L
es aventures des deux jeunes punkettes se poursuivent, Hopey et Maggie se baladant de ville en ville, croisant et recroisant des personnalités toutes plus déjantées et attachantes les unes que les autres. Ces rencontres, placées sous le signe du hasard, voire de l’étrange, les aident à faire des choix qui pourraient influer durablement sur leur vie et celle de leur entourage…
Jaime Hernandez poursuit et achève ici son œuvre. Cette chronique au jour le jour de ces post-adolescentes aussi paumées que délurées a obtenu le prix du patrimoine au festival d’Angoulême 2006, coiffant au poteau des classiques tels que Prince Norman (de Tezuka) ou Peanuts (de Schulz). Un prix qui fait enfin sortir de l’anonymat une série culte aux Etats-Unis, mais totalement ignorée par le grand public de ce côté-ci de l’Atlantique.
La narration éclatée, particularité de ce titre, peut s’expliquer par sa parution irrégulière et au format comics, au sein du magazine Love and Rockets, publié chez Fantagraphics par les frères Hernandez (Palomar City est une autre série de ce magazine, éditée aussi par le Seuil en France et conçue par Gilbert Hernandez). Mais c’est surtout un choix de l’auteur qui pioche au hasard dans l’histoire de ses personnages. Le lecteur y suit donc les pérégrinations de deux filles qui deviennent femmes, et découvre 14 années de leur vie, leurs amis, leurs connaissances, observant leurs succès et leurs échecs. Car tout est abordé, ici : amours, amitiés, jobs… Rien n’échappe à la moulinette du "chroniqueur" Hernandez qui peint un panorama gigantesque, celui de la Vie et de tous ses bonheurs (et malheurs), le tout sans jamais tomber dans le pathos ou la vulgarité.

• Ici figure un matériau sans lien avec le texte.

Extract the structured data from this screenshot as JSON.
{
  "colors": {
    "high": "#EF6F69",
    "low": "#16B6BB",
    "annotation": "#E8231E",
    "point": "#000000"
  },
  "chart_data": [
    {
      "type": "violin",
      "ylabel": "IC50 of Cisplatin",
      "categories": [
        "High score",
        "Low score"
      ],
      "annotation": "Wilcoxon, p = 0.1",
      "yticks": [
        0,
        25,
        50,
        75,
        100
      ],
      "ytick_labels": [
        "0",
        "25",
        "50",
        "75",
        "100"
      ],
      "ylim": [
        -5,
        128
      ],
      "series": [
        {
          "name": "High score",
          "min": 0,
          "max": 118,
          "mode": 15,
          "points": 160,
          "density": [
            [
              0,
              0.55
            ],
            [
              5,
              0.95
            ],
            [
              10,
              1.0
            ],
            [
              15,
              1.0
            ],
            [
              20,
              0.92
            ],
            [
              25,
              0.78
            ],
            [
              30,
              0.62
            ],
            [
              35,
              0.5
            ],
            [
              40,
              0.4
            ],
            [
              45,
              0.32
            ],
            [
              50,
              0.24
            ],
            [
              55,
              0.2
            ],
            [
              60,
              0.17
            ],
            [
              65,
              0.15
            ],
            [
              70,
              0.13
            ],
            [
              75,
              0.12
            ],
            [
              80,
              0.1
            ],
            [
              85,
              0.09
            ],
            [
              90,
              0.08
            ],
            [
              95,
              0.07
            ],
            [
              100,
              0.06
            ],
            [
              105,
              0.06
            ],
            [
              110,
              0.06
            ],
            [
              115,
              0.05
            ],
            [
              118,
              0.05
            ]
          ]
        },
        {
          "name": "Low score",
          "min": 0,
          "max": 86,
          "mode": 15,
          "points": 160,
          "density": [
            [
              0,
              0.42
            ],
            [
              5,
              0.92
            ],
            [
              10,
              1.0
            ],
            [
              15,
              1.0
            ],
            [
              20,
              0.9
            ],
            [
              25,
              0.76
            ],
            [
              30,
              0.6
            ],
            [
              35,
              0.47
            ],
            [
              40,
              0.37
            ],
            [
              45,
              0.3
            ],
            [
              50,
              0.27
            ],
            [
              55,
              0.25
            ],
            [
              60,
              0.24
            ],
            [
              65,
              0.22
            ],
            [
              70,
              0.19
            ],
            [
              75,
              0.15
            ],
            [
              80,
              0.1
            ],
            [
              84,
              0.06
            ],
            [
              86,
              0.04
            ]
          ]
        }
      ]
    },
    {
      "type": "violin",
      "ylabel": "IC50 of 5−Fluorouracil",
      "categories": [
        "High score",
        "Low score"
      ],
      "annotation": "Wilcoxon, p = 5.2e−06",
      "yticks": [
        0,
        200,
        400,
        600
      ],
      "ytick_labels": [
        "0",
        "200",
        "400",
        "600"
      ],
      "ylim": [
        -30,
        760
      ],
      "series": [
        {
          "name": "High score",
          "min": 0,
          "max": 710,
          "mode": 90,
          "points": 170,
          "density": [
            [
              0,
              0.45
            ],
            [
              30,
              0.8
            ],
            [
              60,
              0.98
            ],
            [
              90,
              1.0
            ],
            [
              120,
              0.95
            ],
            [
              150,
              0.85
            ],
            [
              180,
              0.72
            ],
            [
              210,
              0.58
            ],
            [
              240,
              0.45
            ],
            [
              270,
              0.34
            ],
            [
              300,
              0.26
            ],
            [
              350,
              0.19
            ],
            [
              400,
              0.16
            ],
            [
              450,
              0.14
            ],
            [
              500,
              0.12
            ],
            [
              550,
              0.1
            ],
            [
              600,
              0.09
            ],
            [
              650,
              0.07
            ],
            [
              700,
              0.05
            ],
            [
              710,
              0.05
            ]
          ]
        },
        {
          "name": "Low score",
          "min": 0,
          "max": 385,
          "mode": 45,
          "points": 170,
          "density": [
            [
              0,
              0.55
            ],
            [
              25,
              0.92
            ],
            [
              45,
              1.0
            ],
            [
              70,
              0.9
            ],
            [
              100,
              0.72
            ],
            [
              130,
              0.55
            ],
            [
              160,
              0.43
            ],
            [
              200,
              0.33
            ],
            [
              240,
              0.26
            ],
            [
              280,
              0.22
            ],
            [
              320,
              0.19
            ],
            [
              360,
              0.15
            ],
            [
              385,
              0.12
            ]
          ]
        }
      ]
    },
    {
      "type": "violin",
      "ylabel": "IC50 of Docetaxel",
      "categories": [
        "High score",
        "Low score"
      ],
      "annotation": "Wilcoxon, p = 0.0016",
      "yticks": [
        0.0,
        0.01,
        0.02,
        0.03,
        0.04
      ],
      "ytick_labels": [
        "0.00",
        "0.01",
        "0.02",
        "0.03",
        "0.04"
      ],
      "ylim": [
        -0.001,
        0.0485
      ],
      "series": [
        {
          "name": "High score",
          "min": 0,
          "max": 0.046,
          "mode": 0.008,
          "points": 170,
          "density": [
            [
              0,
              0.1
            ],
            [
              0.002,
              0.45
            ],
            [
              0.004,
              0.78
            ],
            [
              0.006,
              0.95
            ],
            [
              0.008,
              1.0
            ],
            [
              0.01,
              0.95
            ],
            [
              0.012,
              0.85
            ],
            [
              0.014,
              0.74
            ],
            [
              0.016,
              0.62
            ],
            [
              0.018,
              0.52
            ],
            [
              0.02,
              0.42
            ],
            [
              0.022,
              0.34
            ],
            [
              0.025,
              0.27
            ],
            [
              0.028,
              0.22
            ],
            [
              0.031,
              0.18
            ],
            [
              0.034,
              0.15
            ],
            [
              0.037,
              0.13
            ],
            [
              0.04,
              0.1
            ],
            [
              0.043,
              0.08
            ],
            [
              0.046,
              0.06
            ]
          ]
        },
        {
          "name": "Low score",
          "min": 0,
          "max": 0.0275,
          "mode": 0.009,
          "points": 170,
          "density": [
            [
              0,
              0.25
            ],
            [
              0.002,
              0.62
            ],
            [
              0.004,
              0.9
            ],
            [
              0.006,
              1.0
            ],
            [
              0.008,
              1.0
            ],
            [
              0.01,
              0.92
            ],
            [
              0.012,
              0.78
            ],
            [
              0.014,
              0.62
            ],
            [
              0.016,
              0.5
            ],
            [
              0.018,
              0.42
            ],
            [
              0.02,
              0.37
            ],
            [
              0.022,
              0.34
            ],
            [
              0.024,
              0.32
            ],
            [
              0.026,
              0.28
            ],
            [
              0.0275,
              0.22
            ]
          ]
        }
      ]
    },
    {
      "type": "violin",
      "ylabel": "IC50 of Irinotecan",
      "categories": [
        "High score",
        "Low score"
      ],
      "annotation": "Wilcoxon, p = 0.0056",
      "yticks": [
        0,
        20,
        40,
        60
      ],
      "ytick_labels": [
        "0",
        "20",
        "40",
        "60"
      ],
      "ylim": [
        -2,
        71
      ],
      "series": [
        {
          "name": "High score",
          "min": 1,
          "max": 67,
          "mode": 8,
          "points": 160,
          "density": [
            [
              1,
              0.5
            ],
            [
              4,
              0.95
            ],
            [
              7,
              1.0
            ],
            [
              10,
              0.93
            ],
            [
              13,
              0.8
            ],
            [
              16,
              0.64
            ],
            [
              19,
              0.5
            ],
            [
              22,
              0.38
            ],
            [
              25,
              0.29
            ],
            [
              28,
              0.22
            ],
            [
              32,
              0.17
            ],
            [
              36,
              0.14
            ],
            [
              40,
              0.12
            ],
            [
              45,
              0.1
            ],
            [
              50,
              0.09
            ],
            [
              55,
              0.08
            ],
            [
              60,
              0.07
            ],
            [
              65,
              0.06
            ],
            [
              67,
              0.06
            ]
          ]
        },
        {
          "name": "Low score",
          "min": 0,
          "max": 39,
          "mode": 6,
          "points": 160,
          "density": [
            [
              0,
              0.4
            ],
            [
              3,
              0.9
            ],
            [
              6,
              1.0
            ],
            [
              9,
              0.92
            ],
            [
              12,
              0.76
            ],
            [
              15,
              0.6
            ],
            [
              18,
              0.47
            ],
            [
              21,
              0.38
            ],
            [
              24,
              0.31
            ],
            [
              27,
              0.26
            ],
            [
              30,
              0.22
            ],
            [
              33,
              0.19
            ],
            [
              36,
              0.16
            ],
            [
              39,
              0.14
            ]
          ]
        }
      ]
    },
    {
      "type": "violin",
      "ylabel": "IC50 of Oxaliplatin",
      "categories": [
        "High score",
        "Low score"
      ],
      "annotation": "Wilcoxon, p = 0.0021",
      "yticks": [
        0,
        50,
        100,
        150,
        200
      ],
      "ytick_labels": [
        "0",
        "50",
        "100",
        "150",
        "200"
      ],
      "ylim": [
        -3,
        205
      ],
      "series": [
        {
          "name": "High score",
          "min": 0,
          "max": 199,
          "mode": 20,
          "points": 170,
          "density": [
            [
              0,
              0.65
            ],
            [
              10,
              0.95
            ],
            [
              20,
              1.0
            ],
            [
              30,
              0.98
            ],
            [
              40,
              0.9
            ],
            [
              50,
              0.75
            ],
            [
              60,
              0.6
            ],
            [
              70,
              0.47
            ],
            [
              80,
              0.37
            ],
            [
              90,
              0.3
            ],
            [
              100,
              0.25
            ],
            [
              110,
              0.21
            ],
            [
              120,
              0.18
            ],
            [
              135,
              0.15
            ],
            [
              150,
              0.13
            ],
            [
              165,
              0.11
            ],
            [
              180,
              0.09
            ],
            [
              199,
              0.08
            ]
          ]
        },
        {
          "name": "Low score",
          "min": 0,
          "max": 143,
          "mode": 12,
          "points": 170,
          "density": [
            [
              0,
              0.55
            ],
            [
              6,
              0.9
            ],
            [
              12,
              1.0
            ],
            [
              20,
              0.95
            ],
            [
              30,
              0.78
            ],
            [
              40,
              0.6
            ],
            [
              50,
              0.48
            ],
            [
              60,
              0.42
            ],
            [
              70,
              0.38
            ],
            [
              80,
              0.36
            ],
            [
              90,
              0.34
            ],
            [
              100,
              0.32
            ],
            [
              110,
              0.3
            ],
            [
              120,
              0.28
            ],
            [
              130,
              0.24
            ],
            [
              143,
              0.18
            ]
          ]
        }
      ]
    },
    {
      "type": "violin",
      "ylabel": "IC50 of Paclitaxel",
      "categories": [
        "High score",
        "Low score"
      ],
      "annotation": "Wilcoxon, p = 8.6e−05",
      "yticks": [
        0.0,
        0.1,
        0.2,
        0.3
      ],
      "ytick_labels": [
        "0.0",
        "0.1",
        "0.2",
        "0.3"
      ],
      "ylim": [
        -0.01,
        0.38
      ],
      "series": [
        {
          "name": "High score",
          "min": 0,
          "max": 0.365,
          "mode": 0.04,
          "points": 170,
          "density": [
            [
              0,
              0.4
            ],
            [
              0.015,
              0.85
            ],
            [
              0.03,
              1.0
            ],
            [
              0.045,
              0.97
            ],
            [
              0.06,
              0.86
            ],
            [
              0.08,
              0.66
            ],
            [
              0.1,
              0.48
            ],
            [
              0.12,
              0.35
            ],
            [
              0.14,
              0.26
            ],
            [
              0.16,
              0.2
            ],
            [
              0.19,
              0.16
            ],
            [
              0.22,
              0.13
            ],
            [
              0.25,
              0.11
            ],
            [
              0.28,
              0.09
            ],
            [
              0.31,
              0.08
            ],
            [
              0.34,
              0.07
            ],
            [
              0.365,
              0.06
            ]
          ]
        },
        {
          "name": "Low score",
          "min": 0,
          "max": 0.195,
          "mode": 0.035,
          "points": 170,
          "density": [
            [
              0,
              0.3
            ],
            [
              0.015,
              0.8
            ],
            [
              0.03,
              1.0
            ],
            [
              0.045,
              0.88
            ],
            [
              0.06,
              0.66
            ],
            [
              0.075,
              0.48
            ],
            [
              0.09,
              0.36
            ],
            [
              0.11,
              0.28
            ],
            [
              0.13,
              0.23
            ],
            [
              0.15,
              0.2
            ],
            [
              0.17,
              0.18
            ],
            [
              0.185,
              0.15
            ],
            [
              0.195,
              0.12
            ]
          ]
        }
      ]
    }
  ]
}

Un exploit remarquable, pour une série parfois difficile à suivre, mais qui constitue un puzzle fascinant et unique dans le petit monde de la BD indépendante.
Cette fresque humaine est servie par le trait de Jaime Hernandez, souvent considéré comme le meilleur dessinateur de la fratrie Hernandez. D’une pureté rafraîchissante, les noirs et blancs se chevauchent pour composer des planches remarquables, et se mettent totalement au service du récit. Sans esbroufe, Jaime prouve que l’on peut créer des pages au charme discret, mais à la technique irréprochable.
Locas trouve ici un aboutissement émouvant, refermant pudiquement ses pages sur le destin de Hopey et Maggie, deux personnages qui resteront en mémoire de tous ceux qui ont traversé les épreuves de la vie à leur côté…
Comme pour le tome 2 de "Palomar City", j'ai trouvé assez "ardu" de se replonger dans l'univers riche et complexe de "Locas", la multiplication de personnages (pas toujours reconnaissables d'ailleurs, le trait élégant de Jaime Hernandez ayant tendance à "uniformiser" quelque peu la beauté de ses héroïnes) et d'intrigues. Mais, même en n'étant pas sûr d'y comprendre grand chose, entre histoires de familles déchirées et de cœur pas en meilleur état, le charme a opéré quand même, peu à peu. Finalement, il s'agit plus ici de pénétrer un univers, d'y trouver peu à peu ses marques, (presque) de construire une relation avec des personnages qui nous deviennent infiniment proches et chers, au fil des trois ent pages et quelques de ce deuxième volume des "aventures" de Maggie (qui devient ici Perla) et de Hopey... qui sont cette fois séparées et galèrent rudement chacun ed leur côté... Jusqu'à ces retrouvailles romantiques et foudroyantes, dans les dernières pages, qui mettront les larmes aux yeux des plus radicalement punks d'entre nous.